Menschenrechtswidrige Haftbedingungen
Die Zustände im Polizeigewahrsam, insbesondere in Lausanne, wurden vom CPT scharf kritisiert: Mehrere Personen waren länger als die gesetzlich zulässigen 48 Stunden inhaftiert. Teilweise wurden sie über Wochen ohne Tageslicht, frische Luft oder jegliche Beschäftigung festgehalten – eine klare Verletzung der Menschenrechte.
Das CPT stellte zudem fest, dass viele Gefangene über Wochen oder gar Monate vollständig von der Aussenwelt abgeschnitten sind – mit gravierenden Folgen für ihre psychische Gesundheit. In manchen Fällen werden Gespräche vollständig aufgezeichnet; im Gefängnis Bois-Mermet betrifft dies sogar Gespräche zwischen Inhaftierten und ihren Anwält*innen, was das Anwaltsgeheimnis massiv verletzt.
Übergriffe durch Polizei- und Gefängnispersonal
Sowohl im Polizeigewahrsam als auch in Untersuchungshaft kam es laut dem CPT wiederholt zu Misshandlungen und übermässiger Gewaltanwendung. Im Polizeikontext spricht das Komitee angesichts zahlreicher glaubwürdiger Anschuldigungen sogar von einer etablierten Praxis. Diese wird in mehreren Fällen durch medizinische Befunde gestützt. Zu den dokumentierten Übergriffen gehören Ohrfeigen, Bisse durch Polizeihunde, gewaltsames Niederwerfen, Druck auf den Hals sowie das Pressen des Kopfes auf den Boden mit dem Fuß. Auch rassistische und fremdenfeindliche Beleidigungen und Drohungen sind laut Bericht weit verbreitet. Ähnliche Vorfälle wurden auch aus den Gefängnissen gemeldet – insbesondere im Gefängnis Champ-Dollon kam es bei Leibesvisitationen wiederholt zu Übergriffen durch das Personal.
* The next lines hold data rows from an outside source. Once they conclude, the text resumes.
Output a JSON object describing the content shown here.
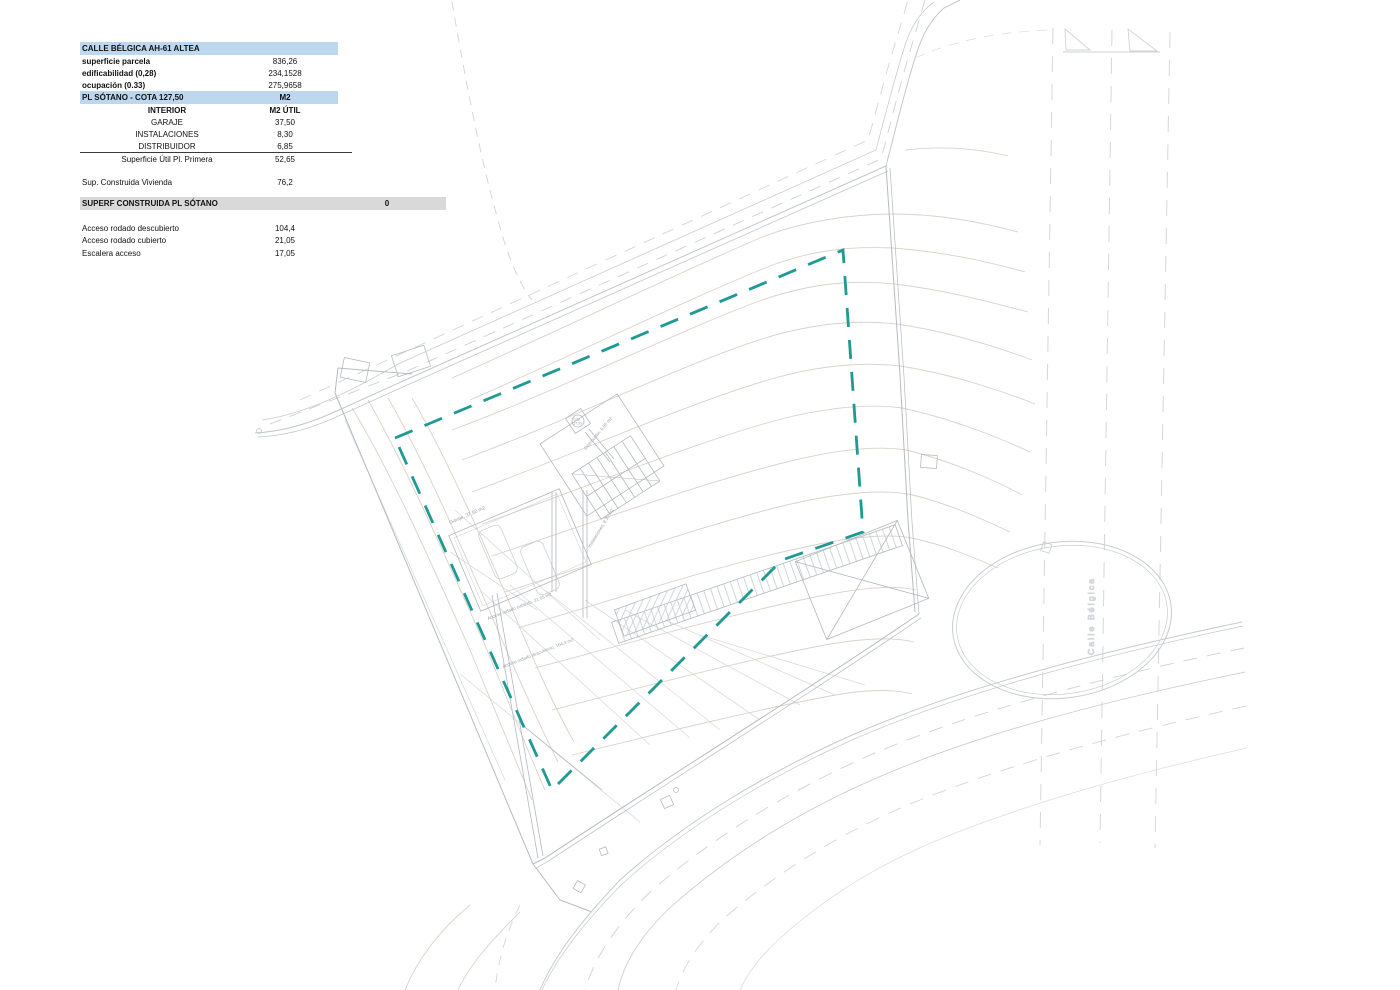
{
  "table": {
    "rows": [
      {
        "label": "CALLE BÉLGICA AH-61 ALTEA",
        "value": ""
      },
      {
        "label": "superficie parcela",
        "value": "836,26"
      },
      {
        "label": "edificabilidad (0,28)",
        "value": "234,1528"
      },
      {
        "label": "ocupación (0.33)",
        "value": "275,9658"
      },
      {
        "label": "PL SÓTANO - COTA 127,50",
        "value": "M2"
      },
      {
        "label": "INTERIOR",
        "value": "M2 ÚTIL"
      },
      {
        "label": "GARAJE",
        "value": "37,50"
      },
      {
        "label": "INSTALACIONES",
        "value": "8,30"
      },
      {
        "label": "DISTRIBUIDOR",
        "value": "6,85"
      },
      {
        "label": "Superficie Útil Pl. Primera",
        "value": "52,65"
      },
      {
        "label": "Sup. Construida Vivienda",
        "value": "76,2"
      },
      {
        "label": "SUPERF CONSTRUIDA PL SÓTANO",
        "value": "0"
      },
      {
        "label": "Acceso rodado descubierto",
        "value": "104,4"
      },
      {
        "label": "Acceso rodado cubierto",
        "value": "21,05"
      },
      {
        "label": "Escalera acceso",
        "value": "17,05"
      }
    ]
  },
  "plan": {
    "street_label": "Calle Bélgica",
    "labels": {
      "garage": "Garaje, 37,50 m2",
      "installations": "Instalaciones, 8,30 m2",
      "distributor": "Distribuidor, 6,85 m2",
      "cota_top": "Cota",
      "cota_bottom": "127,50",
      "access_covered": "Acceso rodado cubierto, 21,05 m2",
      "access_open": "Acceso rodado descubierto, 104,4 m2"
    },
    "colors": {
      "setback_teal": "#1d9a93",
      "line_gray": "#c3c7cb",
      "boundary_gray": "#b7bbc0",
      "contour_tan": "#d9cdc0",
      "header_blue": "#bdd7ee",
      "header_gray": "#d9d9d9"
    }
  }
}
Anhaltende Überbelegung der Gefängnisse
Die Haftbedingungen in den westschweizerischen Gefängnissen bleiben prekär. Besonders in den Gefängnissen Champ-Dollon (GE) und Bois-Mermet (VD) herrscht seit Jahrzehnten chronische Überbelegung. Zum Zeitpunkt des Besuchs lag die Belegungsrate im Bois-Mermet bei 166 %. In Kombination mit Personalmangel verhindert diese Überbelegung essenzielle Aktivitäten – wie etwa eine Ausbildung, Arbeit oder Sport – was dazu führt, dass Häftlinge bis zu 23 Stunden täglich in ihren Zellen verbringen. Dies verstösst gegen die Menschenrechte und wurde bereits 2020 vom Bundesgericht beanstandet. Laut CPT müsste das Aktivitätsangebot umso vielfältiger sein, je länger die Untersuchungshaft andauert.
Als Ursachen für die Überbelegung nennt das CPT unter anderem die hohe Zahl an Ersatzfreiheitsstrafen, die lange Dauer der Untersuchungshaft und die zunehmende Verurteilung von Personen ohne Aufenthaltsrecht, bei denen Gerichte kaum Alternativen zur Haft in Betracht ziehen. Auf Bundesebene laufen allerdings bereits erste Initiativen für Alternativen – etwa ein Pilotprojekt an der Universität Genf oder parlamentarische Diskussionen zum Einsatz von Electronic Monitoring.
59 StGB: Mangelhafte psychiatrische Betreuung
Auch im Bereich der psychiatrischen Versorgung bestehen erhebliche Defizite: Diese beschränkt sich oft auf die Abgabe von Medikamenten und wenige Gespräche. Mehrere Personen mit einer angeordneten stationären Maßnahme nach Art. 59 StGB erhielten trotz klarer Bedürfnisse keine adäquate psychiatrische Betreuung, sondern blieben im Regelvollzug. Das CPT fordert daher ein speziell angepasstes Betreuungssetting mit qualifiziertem Fachpersonal.